Диего спустился по ступенькам, поднял страшную находку и перенес ее в дом. Здесь профессор зажег еще две свечи, и они ярко осветили бледное лицо Гастона – каменное, застывшее, уже начавшее покрываться изморозью.

«Что с ним? – воскликнул профессор и подкинул дров в печку, где еще искрились не догоревшие с вечера угли. – Он жив?»

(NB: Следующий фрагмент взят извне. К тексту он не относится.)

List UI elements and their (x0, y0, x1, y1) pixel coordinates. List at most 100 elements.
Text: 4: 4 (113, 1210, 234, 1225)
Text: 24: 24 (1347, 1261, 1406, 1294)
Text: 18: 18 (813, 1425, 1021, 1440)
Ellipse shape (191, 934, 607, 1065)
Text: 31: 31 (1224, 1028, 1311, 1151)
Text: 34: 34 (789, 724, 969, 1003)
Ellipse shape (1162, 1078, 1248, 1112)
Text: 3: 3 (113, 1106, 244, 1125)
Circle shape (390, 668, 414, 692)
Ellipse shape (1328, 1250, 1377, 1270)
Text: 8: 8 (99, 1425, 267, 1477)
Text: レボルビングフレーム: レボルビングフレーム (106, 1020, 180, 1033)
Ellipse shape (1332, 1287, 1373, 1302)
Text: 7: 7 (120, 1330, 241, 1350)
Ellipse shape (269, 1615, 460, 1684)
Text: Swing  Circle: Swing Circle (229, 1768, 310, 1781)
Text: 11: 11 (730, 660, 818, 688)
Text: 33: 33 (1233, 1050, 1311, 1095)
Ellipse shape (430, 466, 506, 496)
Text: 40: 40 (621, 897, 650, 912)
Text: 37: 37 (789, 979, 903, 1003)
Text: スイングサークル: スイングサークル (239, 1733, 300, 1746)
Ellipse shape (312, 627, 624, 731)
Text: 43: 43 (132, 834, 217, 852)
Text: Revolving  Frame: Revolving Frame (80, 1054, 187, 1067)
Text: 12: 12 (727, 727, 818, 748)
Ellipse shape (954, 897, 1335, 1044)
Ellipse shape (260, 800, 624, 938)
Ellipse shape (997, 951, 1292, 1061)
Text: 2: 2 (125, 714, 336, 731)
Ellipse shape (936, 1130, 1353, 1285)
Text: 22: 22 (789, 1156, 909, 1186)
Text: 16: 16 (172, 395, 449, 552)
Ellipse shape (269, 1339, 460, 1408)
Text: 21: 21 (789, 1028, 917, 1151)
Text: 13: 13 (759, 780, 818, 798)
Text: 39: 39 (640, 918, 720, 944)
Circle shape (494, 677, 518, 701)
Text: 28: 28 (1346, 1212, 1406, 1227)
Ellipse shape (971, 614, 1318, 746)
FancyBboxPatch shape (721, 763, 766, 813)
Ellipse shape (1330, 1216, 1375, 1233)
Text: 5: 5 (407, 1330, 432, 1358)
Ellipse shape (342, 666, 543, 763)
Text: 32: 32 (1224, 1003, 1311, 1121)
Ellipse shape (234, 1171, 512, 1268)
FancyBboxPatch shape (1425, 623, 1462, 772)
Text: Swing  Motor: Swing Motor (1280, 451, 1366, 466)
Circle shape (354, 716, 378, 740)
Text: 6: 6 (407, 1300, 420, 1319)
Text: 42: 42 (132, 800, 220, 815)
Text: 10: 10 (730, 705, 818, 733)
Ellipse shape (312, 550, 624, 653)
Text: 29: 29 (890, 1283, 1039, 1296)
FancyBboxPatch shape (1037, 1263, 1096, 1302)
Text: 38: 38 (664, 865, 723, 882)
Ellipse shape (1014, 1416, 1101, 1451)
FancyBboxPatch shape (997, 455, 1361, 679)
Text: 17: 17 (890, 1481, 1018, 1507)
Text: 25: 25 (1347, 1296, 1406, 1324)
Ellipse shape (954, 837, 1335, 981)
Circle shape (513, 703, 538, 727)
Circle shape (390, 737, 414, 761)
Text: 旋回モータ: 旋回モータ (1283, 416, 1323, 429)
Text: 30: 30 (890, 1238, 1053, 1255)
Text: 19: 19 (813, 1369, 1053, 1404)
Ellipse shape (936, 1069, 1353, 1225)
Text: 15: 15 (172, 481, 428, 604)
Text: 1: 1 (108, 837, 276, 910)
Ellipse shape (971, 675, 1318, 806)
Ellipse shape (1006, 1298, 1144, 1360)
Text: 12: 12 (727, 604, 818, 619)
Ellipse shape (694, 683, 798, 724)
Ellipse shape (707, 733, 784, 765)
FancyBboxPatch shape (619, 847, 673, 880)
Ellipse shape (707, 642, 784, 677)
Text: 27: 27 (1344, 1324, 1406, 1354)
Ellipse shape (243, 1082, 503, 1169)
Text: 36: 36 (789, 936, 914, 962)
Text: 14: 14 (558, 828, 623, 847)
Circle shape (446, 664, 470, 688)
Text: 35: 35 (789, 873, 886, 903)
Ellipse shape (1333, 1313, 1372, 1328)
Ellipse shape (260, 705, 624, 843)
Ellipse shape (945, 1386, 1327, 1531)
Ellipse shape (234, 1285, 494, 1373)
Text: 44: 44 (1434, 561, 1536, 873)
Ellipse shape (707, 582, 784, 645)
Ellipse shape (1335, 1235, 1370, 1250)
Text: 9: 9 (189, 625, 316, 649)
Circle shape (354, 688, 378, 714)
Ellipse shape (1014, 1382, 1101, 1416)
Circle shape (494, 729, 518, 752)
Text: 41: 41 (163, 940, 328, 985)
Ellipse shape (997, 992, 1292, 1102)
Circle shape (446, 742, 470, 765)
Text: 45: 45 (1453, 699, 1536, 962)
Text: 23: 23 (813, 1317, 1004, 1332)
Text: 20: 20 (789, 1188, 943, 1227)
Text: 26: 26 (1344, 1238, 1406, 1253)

«Вряд ли. – Анни превозмогла оробелость и сдернула с Гастона шапку, отчего его голова деревянно стукнулась о половицу. – Видите? У него висок прострелен».

Действительно, в черепе Гастона, рядом с левым ухом, чернело отверстие диаметром с монету. Кровь не вытекала оттуда, но в этом не было ничего необыкновенного, если учесть, что труп еще не отошел от действия арктического мороза.

«Он убит? – Профессор выпучил глаза. – Но как?! Я не слышал, чтобы кто-то стрелял!»

Анни призналась, что и она не слышала ни щелчка, ни треска, хотя завывания метели не могли заглушить выстрел.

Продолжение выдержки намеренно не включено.